Currently, I am building these images myself with some slight modifications. I build the following:
base-notebook
minimal-notebook
sci-py notebook
tensorflow notebook

I have been doing some experimenting with a multi-stage Docker build process, copying folders from 1 Docker image into the next. Let’s say I have the tensorflow Docker image built as desired. Is it possible to create a new Docker Image from a base Ubuntu image and copy the entire /opt/conda directory from the tensorflow notebook into this new image? Will it work? The reason I ask is because in experimenting, this saves over 1GB of image space. I understand this doesn’t address some things that I would have to resolve separately in the base-notebook and minimal-notebook builds (e.g. apt install).

Appreciate any thoughts.

1 Like

Take a look at github:joequant/bitquant bitstation to see what I’m doing.
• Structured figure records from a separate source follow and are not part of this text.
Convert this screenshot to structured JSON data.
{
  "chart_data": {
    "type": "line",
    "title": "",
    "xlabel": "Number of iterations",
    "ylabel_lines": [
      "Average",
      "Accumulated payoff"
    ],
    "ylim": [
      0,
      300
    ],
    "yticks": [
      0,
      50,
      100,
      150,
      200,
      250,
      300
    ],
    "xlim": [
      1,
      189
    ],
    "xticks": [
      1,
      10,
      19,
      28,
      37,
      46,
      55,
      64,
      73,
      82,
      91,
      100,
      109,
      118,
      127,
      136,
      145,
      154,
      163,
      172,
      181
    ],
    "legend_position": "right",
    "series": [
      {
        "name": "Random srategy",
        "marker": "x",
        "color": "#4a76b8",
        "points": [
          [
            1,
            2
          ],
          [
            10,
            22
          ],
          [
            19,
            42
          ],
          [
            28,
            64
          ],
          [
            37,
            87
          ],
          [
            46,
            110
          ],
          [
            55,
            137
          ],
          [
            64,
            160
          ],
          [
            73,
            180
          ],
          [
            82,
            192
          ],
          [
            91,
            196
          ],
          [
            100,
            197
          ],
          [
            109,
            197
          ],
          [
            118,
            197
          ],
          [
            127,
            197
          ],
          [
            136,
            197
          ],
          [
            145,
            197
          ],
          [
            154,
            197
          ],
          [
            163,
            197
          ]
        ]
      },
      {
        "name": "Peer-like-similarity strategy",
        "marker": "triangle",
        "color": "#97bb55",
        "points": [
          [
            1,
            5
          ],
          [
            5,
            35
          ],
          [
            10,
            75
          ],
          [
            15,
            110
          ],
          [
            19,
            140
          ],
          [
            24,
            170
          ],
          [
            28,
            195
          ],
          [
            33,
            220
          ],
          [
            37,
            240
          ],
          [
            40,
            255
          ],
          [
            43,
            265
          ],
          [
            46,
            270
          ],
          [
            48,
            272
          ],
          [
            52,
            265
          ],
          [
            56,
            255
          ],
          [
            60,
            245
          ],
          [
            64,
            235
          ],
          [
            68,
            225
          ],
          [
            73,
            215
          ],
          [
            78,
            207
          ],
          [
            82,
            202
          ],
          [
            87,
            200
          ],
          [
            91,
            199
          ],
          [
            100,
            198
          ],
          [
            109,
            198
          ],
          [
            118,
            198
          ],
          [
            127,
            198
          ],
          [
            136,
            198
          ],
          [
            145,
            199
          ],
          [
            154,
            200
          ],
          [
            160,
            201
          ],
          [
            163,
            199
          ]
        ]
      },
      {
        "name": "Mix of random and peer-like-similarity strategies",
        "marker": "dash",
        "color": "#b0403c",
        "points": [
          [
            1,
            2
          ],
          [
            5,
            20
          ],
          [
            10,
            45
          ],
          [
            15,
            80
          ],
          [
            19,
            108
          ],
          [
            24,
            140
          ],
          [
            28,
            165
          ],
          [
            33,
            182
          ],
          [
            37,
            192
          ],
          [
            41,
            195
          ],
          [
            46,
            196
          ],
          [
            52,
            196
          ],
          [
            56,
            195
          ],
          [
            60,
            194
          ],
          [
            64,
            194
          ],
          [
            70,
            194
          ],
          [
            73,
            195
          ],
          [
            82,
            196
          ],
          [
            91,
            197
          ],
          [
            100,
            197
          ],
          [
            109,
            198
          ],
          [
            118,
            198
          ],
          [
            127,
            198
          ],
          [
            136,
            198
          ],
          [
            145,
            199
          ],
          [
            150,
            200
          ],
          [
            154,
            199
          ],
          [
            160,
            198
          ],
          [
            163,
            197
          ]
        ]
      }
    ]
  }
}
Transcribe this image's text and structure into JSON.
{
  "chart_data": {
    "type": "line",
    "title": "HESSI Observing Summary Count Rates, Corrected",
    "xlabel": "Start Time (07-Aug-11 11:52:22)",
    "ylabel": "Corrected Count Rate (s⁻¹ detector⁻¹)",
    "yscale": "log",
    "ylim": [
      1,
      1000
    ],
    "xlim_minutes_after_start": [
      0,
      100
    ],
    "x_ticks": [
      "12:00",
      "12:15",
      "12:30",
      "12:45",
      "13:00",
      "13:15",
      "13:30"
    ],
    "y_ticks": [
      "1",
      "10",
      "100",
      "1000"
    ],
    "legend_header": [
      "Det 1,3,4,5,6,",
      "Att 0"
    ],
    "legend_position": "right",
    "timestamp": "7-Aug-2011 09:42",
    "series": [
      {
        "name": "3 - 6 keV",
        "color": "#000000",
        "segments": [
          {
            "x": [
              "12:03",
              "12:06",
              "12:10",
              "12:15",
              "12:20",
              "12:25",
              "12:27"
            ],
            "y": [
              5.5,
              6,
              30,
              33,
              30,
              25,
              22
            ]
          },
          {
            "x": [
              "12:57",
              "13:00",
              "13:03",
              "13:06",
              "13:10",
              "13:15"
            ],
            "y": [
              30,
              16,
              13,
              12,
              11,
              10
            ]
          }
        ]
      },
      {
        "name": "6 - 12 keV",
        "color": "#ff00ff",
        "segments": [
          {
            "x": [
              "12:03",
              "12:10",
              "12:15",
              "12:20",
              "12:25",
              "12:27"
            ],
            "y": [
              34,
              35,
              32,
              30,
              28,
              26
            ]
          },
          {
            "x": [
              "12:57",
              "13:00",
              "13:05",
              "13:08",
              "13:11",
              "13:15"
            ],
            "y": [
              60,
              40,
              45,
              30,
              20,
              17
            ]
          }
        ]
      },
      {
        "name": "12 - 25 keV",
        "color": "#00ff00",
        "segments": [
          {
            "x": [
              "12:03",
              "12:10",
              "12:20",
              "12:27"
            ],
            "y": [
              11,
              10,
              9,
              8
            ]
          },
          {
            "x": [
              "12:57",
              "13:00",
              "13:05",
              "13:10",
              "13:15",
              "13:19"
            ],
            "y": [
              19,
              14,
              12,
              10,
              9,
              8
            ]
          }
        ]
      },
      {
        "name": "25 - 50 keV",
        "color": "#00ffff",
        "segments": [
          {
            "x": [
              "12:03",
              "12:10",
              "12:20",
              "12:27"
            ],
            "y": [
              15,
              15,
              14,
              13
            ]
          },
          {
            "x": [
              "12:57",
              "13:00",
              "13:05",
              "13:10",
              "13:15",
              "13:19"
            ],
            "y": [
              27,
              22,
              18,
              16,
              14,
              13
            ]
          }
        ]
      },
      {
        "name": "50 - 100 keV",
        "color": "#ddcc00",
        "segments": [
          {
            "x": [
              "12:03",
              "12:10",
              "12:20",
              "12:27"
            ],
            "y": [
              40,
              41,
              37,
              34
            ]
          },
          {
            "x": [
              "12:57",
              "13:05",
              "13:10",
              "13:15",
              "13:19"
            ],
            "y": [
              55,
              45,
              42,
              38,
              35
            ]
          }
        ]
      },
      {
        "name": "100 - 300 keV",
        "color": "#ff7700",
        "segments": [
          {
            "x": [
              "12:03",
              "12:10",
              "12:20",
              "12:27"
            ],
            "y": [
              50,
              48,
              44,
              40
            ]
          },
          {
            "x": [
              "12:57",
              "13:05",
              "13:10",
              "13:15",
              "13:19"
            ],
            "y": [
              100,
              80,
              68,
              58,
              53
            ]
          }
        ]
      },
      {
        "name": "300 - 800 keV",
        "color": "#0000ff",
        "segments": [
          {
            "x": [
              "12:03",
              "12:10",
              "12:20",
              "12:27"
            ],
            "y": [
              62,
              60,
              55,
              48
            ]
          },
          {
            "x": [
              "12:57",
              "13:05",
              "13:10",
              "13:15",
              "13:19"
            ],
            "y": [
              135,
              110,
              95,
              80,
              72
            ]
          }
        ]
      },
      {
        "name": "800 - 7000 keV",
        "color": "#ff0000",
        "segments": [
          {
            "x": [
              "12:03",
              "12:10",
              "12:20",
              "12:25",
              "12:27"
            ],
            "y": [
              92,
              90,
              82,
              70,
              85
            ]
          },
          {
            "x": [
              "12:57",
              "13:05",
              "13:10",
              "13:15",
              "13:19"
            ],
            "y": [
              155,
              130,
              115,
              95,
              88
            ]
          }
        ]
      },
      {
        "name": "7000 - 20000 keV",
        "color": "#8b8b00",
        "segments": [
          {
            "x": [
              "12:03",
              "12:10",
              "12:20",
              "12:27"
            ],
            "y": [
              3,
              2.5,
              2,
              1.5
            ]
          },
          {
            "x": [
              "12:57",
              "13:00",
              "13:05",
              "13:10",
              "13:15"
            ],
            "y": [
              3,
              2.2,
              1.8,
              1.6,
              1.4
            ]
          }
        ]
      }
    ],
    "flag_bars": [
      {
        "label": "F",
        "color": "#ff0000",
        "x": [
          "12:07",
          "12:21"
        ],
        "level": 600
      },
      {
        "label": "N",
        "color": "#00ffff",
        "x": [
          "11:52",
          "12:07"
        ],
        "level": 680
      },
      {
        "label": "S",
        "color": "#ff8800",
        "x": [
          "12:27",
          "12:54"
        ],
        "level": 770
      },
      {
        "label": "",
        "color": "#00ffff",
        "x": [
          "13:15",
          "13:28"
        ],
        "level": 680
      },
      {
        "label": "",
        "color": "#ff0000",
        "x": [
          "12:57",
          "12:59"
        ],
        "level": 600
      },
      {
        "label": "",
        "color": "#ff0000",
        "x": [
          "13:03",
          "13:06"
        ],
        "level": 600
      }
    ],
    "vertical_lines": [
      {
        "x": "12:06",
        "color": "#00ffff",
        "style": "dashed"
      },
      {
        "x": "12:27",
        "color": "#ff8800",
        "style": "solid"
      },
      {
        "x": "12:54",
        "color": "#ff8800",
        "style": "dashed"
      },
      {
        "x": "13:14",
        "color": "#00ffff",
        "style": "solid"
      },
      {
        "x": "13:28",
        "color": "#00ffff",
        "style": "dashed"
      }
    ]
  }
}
This can work, but there can be a lot of gotchas. The big gotcha is that a lot of times things will depend on file permissions, owners, and timestamps. What I’ve done that works is to build an image, and use docker exec to go into the image and look at the log files when something goes wrong. Also pay attention to error messages.

Once you realize that the broken issues are due to permissions, owners, and timestamps, it becomes possible to track down these issues. Also I use pip instead of conda to install things at the system level, and bypass virtual environments. Conda is useful when you are a user setting up a system in multiuser platform, but when you are creating a docker image, you are the God-Emperor of the container, so you an just put everything at the system level.

Also you might want to look at the buildah toolchain. Buildah runs the container build external to the container, which means that you can pull in system tools.

One final thing is that if you are running a long container build, you might take a look at some “tricks” that I have. For example, I make heavy use of ipyparallel to parallelize the container build and also use a lot of network/compile caching.

1 Like